FILE - Afghan women's rights activists carry the coffin of Farkhunda, an Afghan woman who was beaten to death and set alight on fire March 19, during her funeral ceremony in Kabul, March 22, 2015.

A new United Nations report said Afghanistan's judicial system is still failing women, even with the Islamic fundamentalist Taliban out of power.

The report released Sunday said only 5 percent of cases of violence against women result in punishment for the criminals.

U.N. Assistant Secretary-General for Human Rights Ivan Simonovic said at a Kabul news conference, "Interviews with women and girls subjected to violence revealed that negative perceptions of the justice system as slow, corrupt and distant continued to discourage women from pursuing criminal prosecution of the perpetrators."

The reports also said many Afghan women are financially dependent on the men who attack them.

"A woman who complains to the authorities about violence and is forced to leave the marital home that is property of her husband often has nowhere to go," Simonovic said.

Afghanistan's constitution guarantees equal rights for women.
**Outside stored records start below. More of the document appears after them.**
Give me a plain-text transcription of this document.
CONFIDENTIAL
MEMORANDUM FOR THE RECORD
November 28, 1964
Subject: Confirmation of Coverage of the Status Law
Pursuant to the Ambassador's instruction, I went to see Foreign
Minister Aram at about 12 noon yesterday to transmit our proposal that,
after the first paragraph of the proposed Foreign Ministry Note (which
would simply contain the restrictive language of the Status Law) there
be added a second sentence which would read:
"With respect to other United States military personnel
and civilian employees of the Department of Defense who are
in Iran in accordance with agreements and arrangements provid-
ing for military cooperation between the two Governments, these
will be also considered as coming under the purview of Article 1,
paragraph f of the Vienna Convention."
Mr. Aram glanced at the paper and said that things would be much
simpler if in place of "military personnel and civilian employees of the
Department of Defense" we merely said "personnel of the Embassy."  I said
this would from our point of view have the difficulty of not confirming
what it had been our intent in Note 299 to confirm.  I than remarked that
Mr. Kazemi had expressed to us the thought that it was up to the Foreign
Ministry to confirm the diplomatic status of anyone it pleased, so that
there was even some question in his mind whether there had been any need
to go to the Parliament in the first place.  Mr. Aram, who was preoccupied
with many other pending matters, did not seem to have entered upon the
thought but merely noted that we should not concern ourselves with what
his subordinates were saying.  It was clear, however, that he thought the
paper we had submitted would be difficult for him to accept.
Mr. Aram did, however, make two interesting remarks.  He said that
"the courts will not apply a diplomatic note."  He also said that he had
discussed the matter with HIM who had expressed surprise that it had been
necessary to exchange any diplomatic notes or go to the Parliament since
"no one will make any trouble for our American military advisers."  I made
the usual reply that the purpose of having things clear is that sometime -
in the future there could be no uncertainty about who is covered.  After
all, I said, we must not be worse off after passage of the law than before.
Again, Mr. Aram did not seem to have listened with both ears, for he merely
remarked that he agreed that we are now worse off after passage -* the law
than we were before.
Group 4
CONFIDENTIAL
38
Educational and job opportunities for women have improved in recent years.

But the report found cultural and family pressure, along with alleged corruption and abuse of power by judicial officials, leaves many women feeling as if there is nowhere they can find justice.

U.N. officials urged the Afghan government to strengthen access to justice for women by adopting institutional and policy reforms, and enforcing laws protecting them from violence.